Por P. Fernando Pascual

Cada ser humano vive de esperanzas. No puede prescindir de ellas. Esas esperanzas pueden ser diferentes, grandes o pequeñas, sobre lo inmediato o sobre lo más lejano.

Así lo explicaba el Papa Benedicto XVI en una encíclica publicada en el año 2007:

“A lo largo de su existencia, el hombre tiene muchas esperanzas, más grandes o más pequeñas, diferentes según los periodos de su vida. A veces puede parecer que una de estas esperanzas lo llena totalmente y que no necesita de ninguna otra. En la juventud puede ser la esperanza del amor grande y satisfactorio; la esperanza de cierta posición en la profesión, de uno u otro éxito determinante para el resto de su vida” (Benedicto XVI, encíclica “Spe salvi” n. 30).

Los problemas surgen cuando constatamos que las esperanzas de aquí abajo pasan rápido, están heridas por una imperfección profunda. Ciertamente, son necesarias: sin ellas no daríamos ningún paso. Pero no bastan. Nada en esta tierra es capaz de llenarnos por completo. Todo ocurre muy de prisa.

Somos seres necesitados de esperanzas. Nuestro corazón está enfermo de infinito, de un amor y de una vida que no acaben y que no cansen. Nuestra mente se abre continuamente a nuevas fronteras y a más esperanza, a la “gran esperanza”. La verdadera meta es una, maravillosa, eterna: Dios.

Necesito momentos para mirar mi corazón y preguntarme: ¿qué espero? ¿Cuál es esa meta que más anhelo, que más busco? También puedo preguntarme: ¿qué espera Dios, qué desea, qué “sueña”, cómo me sueña?

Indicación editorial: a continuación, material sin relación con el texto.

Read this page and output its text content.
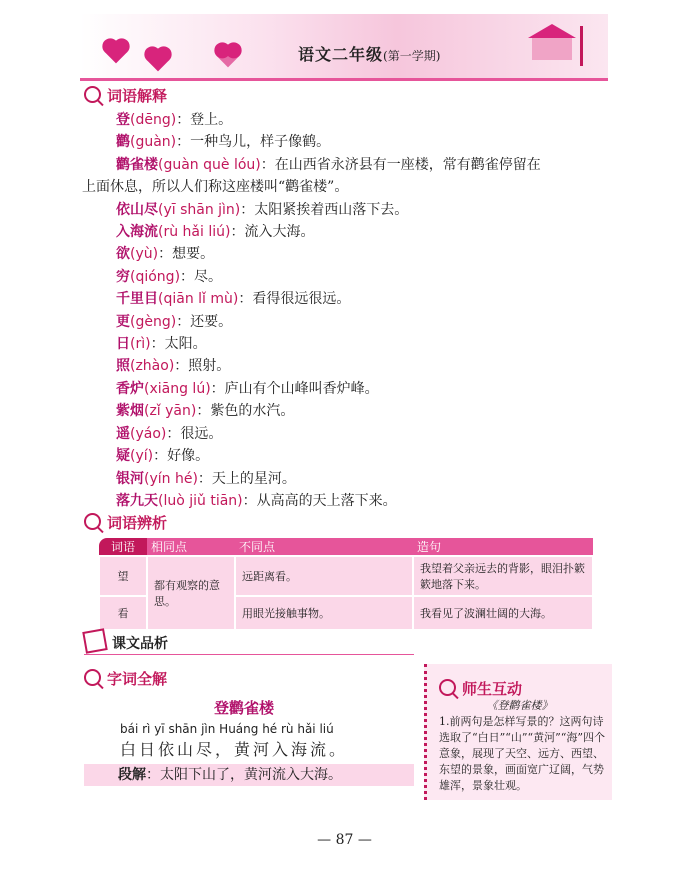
语文二年级(第一学期)
词语解释
登(dēng)：登上。
鹳(guàn)：一种鸟儿，样子像鹤。
鹳雀楼(guàn què lóu)：在山西省永济县有一座楼，常有鹳雀停留在
上面休息，所以人们称这座楼叫“鹳雀楼”。
依山尽(yī shān jìn)：太阳紧挨着西山落下去。
入海流(rù hǎi liú)：流入大海。
欲(yù)：想要。
穷(qióng)：尽。
千里目(qiān lǐ mù)：看得很远很远。
更(gèng)：还要。
日(rì)：太阳。
照(zhào)：照射。
香炉(xiāng lú)：庐山有个山峰叫香炉峰。
紫烟(zǐ yān)：紫色的水汽。
遥(yáo)：很远。
疑(yí)：好像。
银河(yín hé)：天上的星河。
落九天(luò jiǔ tiān)：从高高的天上落下来。
词语辨析
词语	相同点	不同点	造句
望	都有观察的意思。	远距离看。	我望着父亲远去的背影，眼泪扑簌簌地落下来。
看		用眼光接触事物。	我看见了波澜壮阔的大海。
课文品析
字词全解
登鹳雀楼
bái rì yī shān jìn Huáng hé rù hǎi liú
白日依山尽，黄河入海流。
段解：太阳下山了，黄河流入大海。
师生互动
《登鹳雀楼》
1.前两句是怎样写景的？这两句诗选取了“白日”“山”“黄河”“海”四个意象，展现了天空、远方、西望、东望的景象，画面宽广辽阔，气势雄浑，景象壮观。
— 87 —
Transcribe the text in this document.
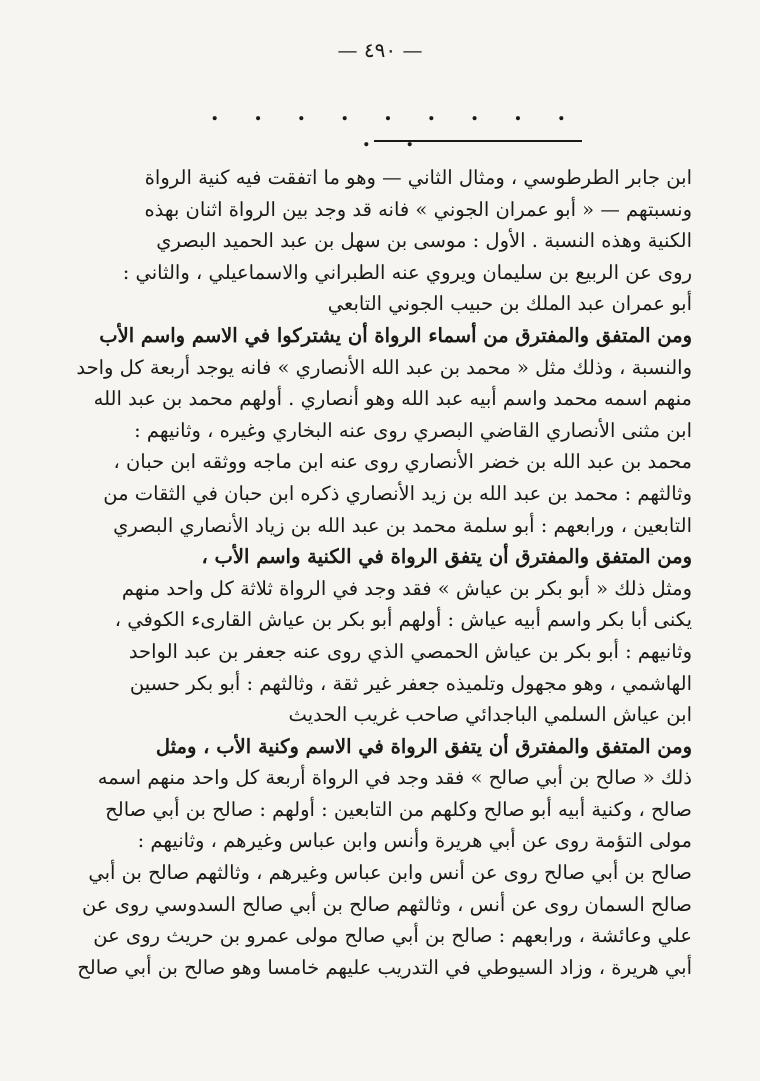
— ٤٩٠ —
. . . . . . . . . . .
ابن جابر الطرطوسي ، ومثال الثاني — وهو ما اتفقت فيه كنية الرواة
ونسبتهم — « أبو عمران الجوني » فانه قد وجد بين الرواة اثنان بهذه
الكنية وهذه النسبة . الأول : موسى بن سهل بن عبد الحميد البصري
روى عن الربيع بن سليمان ويروي عنه الطبراني والاسماعيلي ، والثاني :
أبو عمران عبد الملك بن حبيب الجوني التابعي
ومن المتفق والمفترق من أسماء الرواة أن يشتركوا في الاسم واسم الأب
والنسبة ، وذلك مثل « محمد بن عبد الله الأنصاري » فانه يوجد أربعة كل واحد
منهم اسمه محمد واسم أبيه عبد الله وهو أنصاري . أولهم محمد بن عبد الله
ابن مثنى الأنصاري القاضي البصري روى عنه البخاري وغيره ، وثانيهم :
محمد بن عبد الله بن خضر الأنصاري روى عنه ابن ماجه ووثقه ابن حبان ،
وثالثهم : محمد بن عبد الله بن زيد الأنصاري ذكره ابن حبان في الثقات من
التابعين ، ورابعهم : أبو سلمة محمد بن عبد الله بن زياد الأنصاري البصري
ومن المتفق والمفترق أن يتفق الرواة في الكنية واسم الأب ،
ومثل ذلك « أبو بكر بن عياش » فقد وجد في الرواة ثلاثة كل واحد منهم
يكنى أبا بكر واسم أبيه عياش : أولهم أبو بكر بن عياش القارىء الكوفي ،
وثانيهم : أبو بكر بن عياش الحمصي الذي روى عنه جعفر بن عبد الواحد
الهاشمي ، وهو مجهول وتلميذه جعفر غير ثقة ، وثالثهم : أبو بكر حسين
ابن عياش السلمي الباجدائي صاحب غريب الحديث
ومن المتفق والمفترق أن يتفق الرواة في الاسم وكنية الأب ، ومثل
ذلك « صالح بن أبي صالح » فقد وجد في الرواة أربعة كل واحد منهم اسمه
صالح ، وكنية أبيه أبو صالح وكلهم من التابعين : أولهم : صالح بن أبي صالح
مولى التؤمة روى عن أبي هريرة وأنس وابن عباس وغيرهم ، وثانيهم :
صالح بن أبي صالح روى عن أنس وابن عباس وغيرهم ، وثالثهم صالح بن أبي
صالح السمان روى عن أنس ، وثالثهم صالح بن أبي صالح السدوسي روى عن
علي وعائشة ، ورابعهم : صالح بن أبي صالح مولى عمرو بن حريث روى عن
أبي هريرة ، وزاد السيوطي في التدريب عليهم خامسا وهو صالح بن أبي صالح
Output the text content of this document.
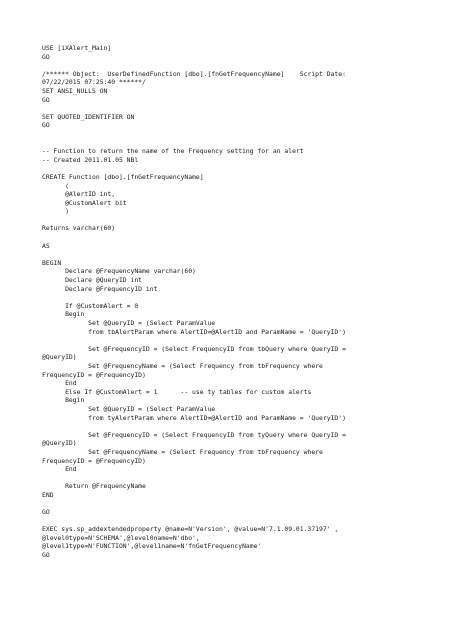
USE [iXAlert_Main]
GO
/****** Object:  UserDefinedFunction [dbo].[fnGetFrequencyName]    Script Date:
07/22/2015 07:25:40 ******/
SET ANSI_NULLS ON
GO
SET QUOTED_IDENTIFIER ON
GO
-- Function to return the name of the Frequency setting for an alert
-- Created 2011.01.05 NBl
CREATE Function [dbo].[fnGetFrequencyName]
(
@AlertID int,
@CustomAlert bit
)
Returns varchar(60)
AS
BEGIN
Declare @FrequencyName varchar(60)
Declare @QueryID int
Declare @FrequencyID int
If @CustomAlert = 0
Begin
Set @QueryID = (Select ParamValue
from tbAlertParam where AlertID=@AlertID and ParamName = 'QueryID')
Set @FrequencyID = (Select FrequencyID from tbQuery where QueryID =
@QueryID)
Set @FrequencyName = (Select Frequency from tbFrequency where
FrequencyID = @FrequencyID)
End
Else If @CustomAlert = 1      -- use ty tables for custom alerts
Begin
Set @QueryID = (Select ParamValue
from tyAlertParam where AlertID=@AlertID and ParamName = 'QueryID')
Set @FrequencyID = (Select FrequencyID from tyQuery where QueryID =
@QueryID)
Set @FrequencyName = (Select Frequency from tbFrequency where
FrequencyID = @FrequencyID)
End
Return @FrequencyName
END
GO
EXEC sys.sp_addextendedproperty @name=N'Version', @value=N'7.1.09.01.37197' ,
@level0type=N'SCHEMA',@level0name=N'dbo',
@level1type=N'FUNCTION',@level1name=N'fnGetFrequencyName'
GO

En el fondo, esperamos conseguir aquello que amamos. Pero si el deseo es más grande de lo que aquí en la tierra podemos alcanzar, y si me siento débil, frágil, entonces… entonces la esperanza me lleva a esperar un regalo, un don.

“Esta gran esperanza solo puede ser Dios, que abraza el universo y que nos puede proponer y dar lo que nosotros por sí solos no podemos alcanzar. De hecho, el ser agraciado por un don forma parte de la esperanza. Dios es el fundamento de la esperanza; pero no cualquier dios, sino el Dios que tiene un rostro humano y que nos ha amado hasta el extremo, a cada uno en particular y a la humanidad en su conjunto” (Benedicto XVI, “Spe salvi” n. 31).

Ese Dios nos ha abierto las puertas del cielo, nos ha invitado a acoger el gran regalo de la Redención. Me ofrece a mí, y ofrece a tantas personas que conozco o que no conozco, la oportunidad de llegar a la Patria.

Señor, me has hecho por amor y me has destinado a ti, mi verdadera y única felicidad. Ayúdame a caminar siempre sostenido de tu mano, con una “gran esperanza”, una esperanza que alimente mi amor y que me lleve a amar a todos mis hermanos.